Читаем Политика полностью

В палате вытаскиваю из шкафа куртку, надеваю ботинки и иду гулять. Выпал снег, и унылый окраинный пейзаж с корпусами заводов, пустырями, железной дорогой, автостоянками и облезлыми домами, кажется каким-то новым.

Прохожу мимо магазина. У дверей стоят несколько алкашей. Они смотрят на меня злобно и тоскливо. Внизу, у речушки, гуляет Поэтесса. На ней черная куртка и темно-синяя вязаная шапочка.

Мне хочется подойти к ней и познакомиться и поговорить о чем-нибудь, может быть, о стихах… Но я знаю, что никогда не подойду.

* * *

После тихого часа ко мне приходит мама – приносит апельсиновый сок, бананы и яблоки.

– Ну, как ты здесь?

– Нормально.

– Что-нибудь болит?

– Нет, все в порядке.

– А настроение как?

– И настроение нормальное.

– Смотрю, ты совсем не рад меня видеть.

– Рад, конечно. Что ты такое говоришь?

– По твоему голосу этого не скажешь.

– Обычный голос.

Мама смотрит по сторонам. Соседей сейчас нет. У них на тумбочках – книги, и яблоки, и бананы, и апельсиновый сок, и стаканы, с которыми мы ходим в столовую.

– А как тебя пустили в палату?


– Обыкновенно. Поговорила с дежурной медсестрой – она и разрешила. Я пообещала, что недолго.

– Обычно не пускают никого. Все сидят в фойе.

– Видела я это ваше фойе. Там сейчас даже сесть негде – все занято. Поговорить по человечески не дадут.

Говорить нам больше не о чем. Я механически открываю «Солярис» – я читал его перед приходом мамы. Прочитываю полстраницы. Мама недовольно говорит:

– Ты что, книжку читаешь? Тебе со мной и говорить не о чем?

Я закрываю книгу и смотрю на нее. Она улыбается и обнимает меня. Я молчу.

* * *

Вечером сижу в коридоре и смотрю телевизор. Рядом еще человек десять. По телевизору – бразильский сериал. Я не видел ни одной предыдущей серии, и не знаю, о чем речь, но мне надоела палата, надоели соседи, и я просто хотел куда-нибудь сбежать.

На посту медсестры начинает звонить телефон – один гудок за другим: значит, междугородный звонок. Толстая тетка в спортивных штанах, обтягивающих ее зад так плотно, что пропечатываются контуры трусов, вскакивает и бежит к посту.

– Ес, хэллоу май дарлинг, – орет она в трубку. Народ поворачивает головы в ее сторону.

– Ес. Ес. Ай ноу. Ес, – продолжает она орать, потом надолго замолкает: слушает. Ей лет тридцать пять, и у нее нелепая завивка на выбеленных волосах.

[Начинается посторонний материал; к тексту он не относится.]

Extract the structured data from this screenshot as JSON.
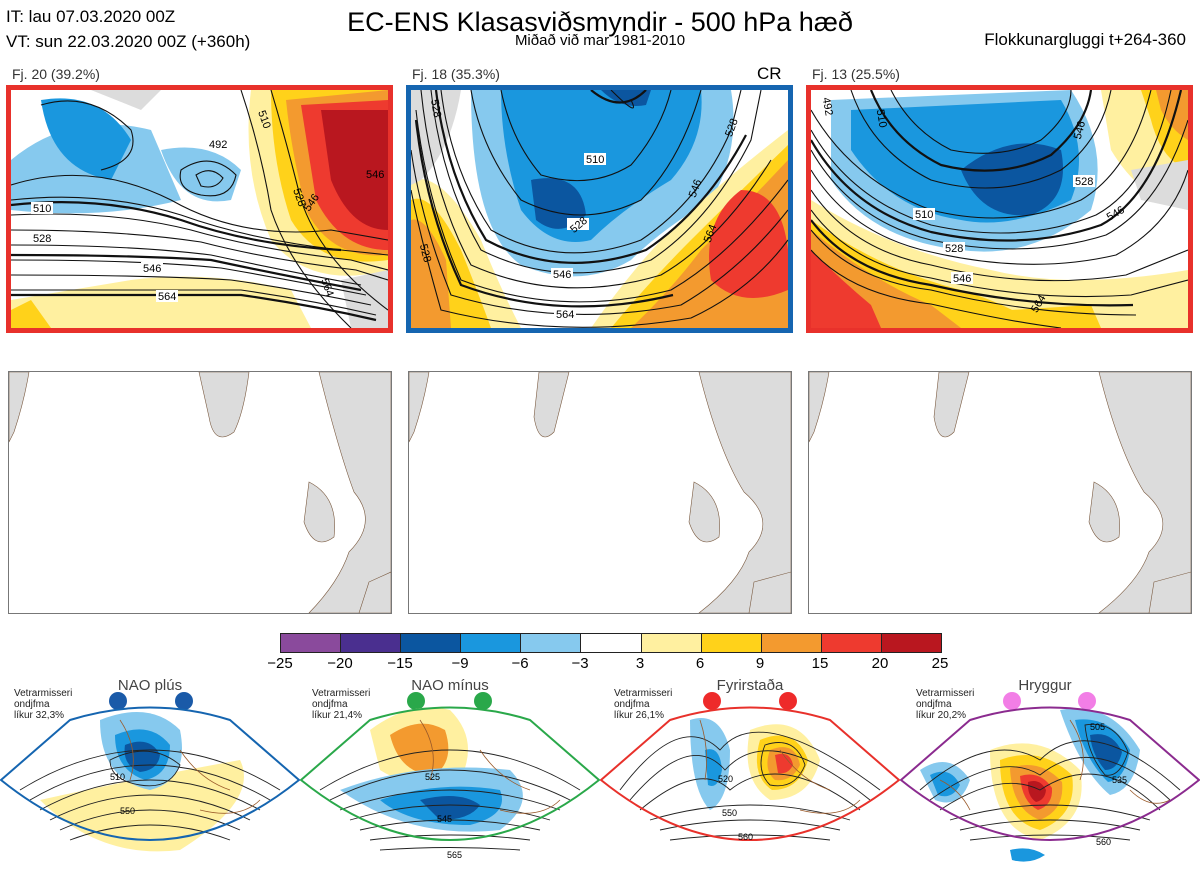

– Ай мис ю, ай нид ю, ай лов ю, – орет она и кладет трубку. На место не возвращается, а уходит в свою палату на другом конце коридора.

– Вот выйдет замуж за своего голландца, вылечится там, и будет жить «тип-топ», а мы будем тут всю жизнь париться. Так ведь? – говорит тощая некрасивая тетка. Никто ей не отвечает.

* * *

Меня вызывают на иглоукалывание. Врача еще нет – она приходит три раза в неделю из другой больницы, и сейчас опаздывает. Я лежу на кушетке в полутемной комнате. За неплотно прикрытой дверью разговаривают медсестры.

– …а он еще и орет. Понимает ведь, на какую зарплату здесь люди работают, но все туда же.

– Уйти бы в частную поликлинику: там и зарплата, и условия человеческие, а здесь…

– Как ты уйдешь? Везде нужен блат, а раз нет блата, то будем здесь киснуть, и нет никому до нас дела.

Поэтесса сегодня выписалась. Ее никто не встречал, и она шла к остановке одна, в той же черной куртке и черных спортивных штанах, с сумкой через плечо.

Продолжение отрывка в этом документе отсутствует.